There are several possible reasons. The first of these is that the bumper box office promised by “Barbenheimer” madness last summer was hamstrung by the strikes, which also caused chaos to release schedules for this year, with several promising must-see films delaying their productions and moving down the schedule for release in 2025.

So instead of bankable blockbusters like the next Mission Impossible, 2024 has offered a risky prequel entry into the Mad Max franchise that doesn’t feature the title character of the series and The Fall Guy, starring Ryan Gosling, a gamely entertaining tribute to stunt performers based on a cult favourite 1980s TV show. Add to that the lack of the usual big summer Marvel Comics Universe (MCU) instalment and no major Disney title for families — unlike in 2023, when the live-action remake of The Little Mermaid grossed $118m on its Memorial Day opening weekend — and the picture begins to look a lot less rosy than studios may have initially painted it.

The second factor is a more worrying and increasingly significant change in movie watching habits. Since the Covid-19 pandemic forced most of the world’s population indoors for months, viewers have often chosen to skip expensive trips to the cinema in favour of waiting until releases arrive on streaming platforms or on-demand services where they can watch them in their own time and in the comfort of their own homes.

In this environment, it seems it’s going to take a lot more than just another Mad Max film or animation to get people to drag themselves off their couches.
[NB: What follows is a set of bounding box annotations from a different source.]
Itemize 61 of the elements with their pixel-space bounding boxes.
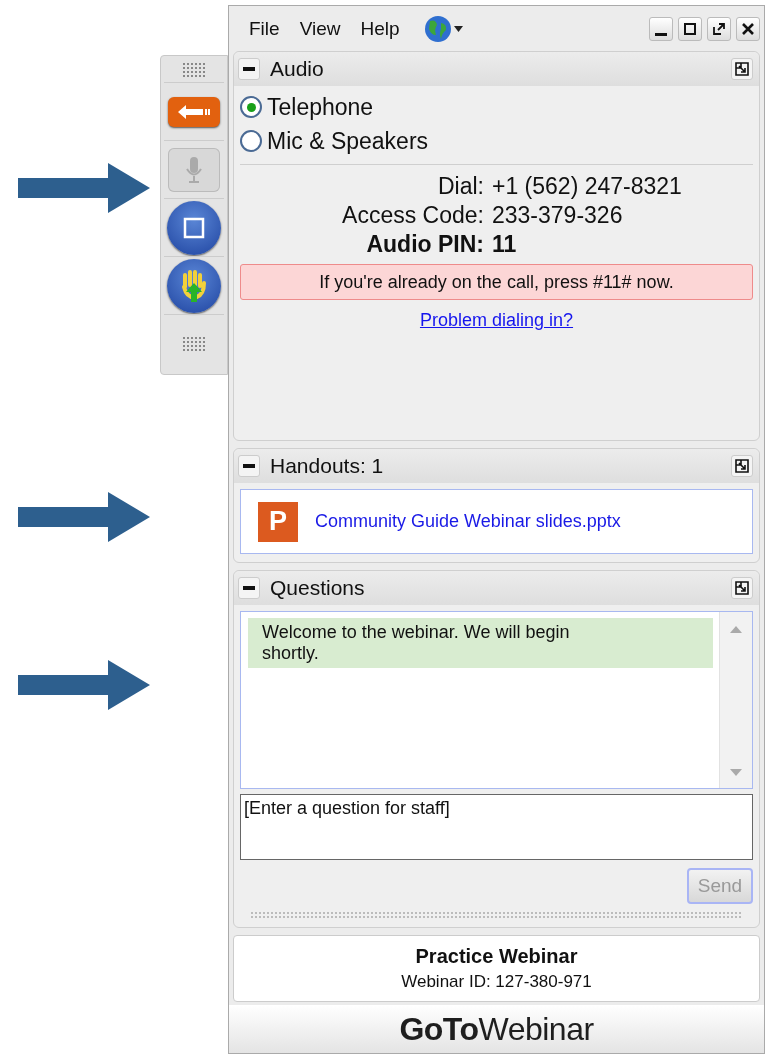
popout-icon	[735, 581, 749, 595]
minus-icon	[243, 67, 255, 71]
detail-label: Audio PIN:	[365, 231, 484, 258]
minimize-icon	[655, 33, 667, 36]
grip-handle[interactable]	[182, 62, 206, 78]
detail-label: Dial:	[437, 173, 484, 200]
screen-button[interactable]	[167, 200, 221, 255]
close-button[interactable]	[736, 16, 760, 41]
popout-icon	[713, 22, 725, 35]
caret-icon	[453, 25, 463, 32]
arrow-left-icon	[177, 103, 211, 120]
panel-title: Audio	[270, 57, 324, 81]
minus-icon	[243, 586, 255, 590]
file-type-icon: P	[258, 501, 298, 542]
message-bubble: Welcome to the webinar. We will begin shortly.	[248, 618, 713, 668]
help-link[interactable]: Problem dialing in?	[419, 310, 574, 331]
square-icon	[183, 216, 205, 239]
minimize-button[interactable]	[649, 16, 673, 41]
collapse-button[interactable]	[238, 577, 260, 599]
scroll-up-icon	[730, 626, 742, 633]
popout-button[interactable]	[731, 455, 753, 477]
maximize-button[interactable]	[678, 16, 702, 41]
maximize-icon	[684, 22, 696, 35]
popout-button[interactable]	[731, 58, 753, 80]
menu-item[interactable]: View	[291, 17, 349, 40]
detail-label: Access Code:	[341, 202, 484, 229]
question-field[interactable]: [Enter a question for staff]	[240, 794, 753, 860]
panel-title: Questions	[270, 576, 365, 600]
collapse-button[interactable]	[238, 58, 260, 80]
language-menu-button[interactable]	[423, 14, 463, 43]
popout-button[interactable]	[707, 16, 731, 41]
detail-value: 11	[492, 231, 518, 258]
brand-logo: GoToWebinar	[399, 1010, 594, 1048]
audio-option[interactable]: Mic & Speakers	[240, 124, 753, 158]
radio-button[interactable]	[240, 130, 262, 152]
notice-banner: If you're already on the call, press #11# now.	[240, 264, 753, 300]
collapse-button[interactable]	[238, 455, 260, 477]
menu-item[interactable]: File	[241, 17, 288, 40]
scrollbar[interactable]	[719, 612, 752, 788]
globe-icon	[423, 14, 452, 43]
file-link[interactable]: Community Guide Webinar slides.pptx	[315, 511, 621, 532]
option-label: Mic & Speakers	[267, 127, 429, 155]
popout-button[interactable]	[731, 577, 753, 599]
detail-value: 233-379-326	[492, 202, 624, 229]
close-icon	[742, 22, 754, 35]
menu-item[interactable]: Help	[352, 17, 408, 40]
audio-option[interactable]: Telephone	[240, 90, 753, 124]
option-label: Telephone	[267, 93, 374, 121]
hand-button[interactable]	[167, 258, 221, 313]
hand-icon	[179, 268, 209, 303]
scroll-down-icon	[730, 769, 742, 776]
panel-title: Handouts: 1	[270, 454, 384, 478]
webinar-title: Practice Webinar	[415, 945, 578, 968]
arrow-button[interactable]	[168, 96, 220, 127]
webinar-id: Webinar ID: 127-380-971	[401, 972, 592, 992]
detail-value: +1 (562) 247-8321	[492, 173, 683, 200]
radio-button[interactable]	[240, 96, 262, 118]
popout-icon	[735, 459, 749, 473]
minus-icon	[243, 464, 255, 468]
microphone-icon	[185, 155, 203, 184]
popout-icon	[735, 62, 749, 76]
The MCU has invested heavily in its series expansion of its multiverse of content; Star Wars has likewise become a big draw card for Disney+ and big-budget Netflix action adventures like Red Notice and The Gray Man have proved more than satisfactory to home audiences looking for the kind of all-year-round, splashy spectacle they’ve come to expect at the movies in summer.

The new blockbuster universe will probably now be divided between increasingly big-bet, high-budget offerings from streaming services and a last-ditch attempt by studios to squeeze whatever last drops of profit they can from CGI action franchises. Until then, 2024 looks like it will go down as a winds of change moment for the film industry, and what it does next may decide its future for decades to come. What that will be is uncertain but it seems obvious that it’s going to take a lot of imagination and a lot less repackaging of stale ideas and properties that have run their course.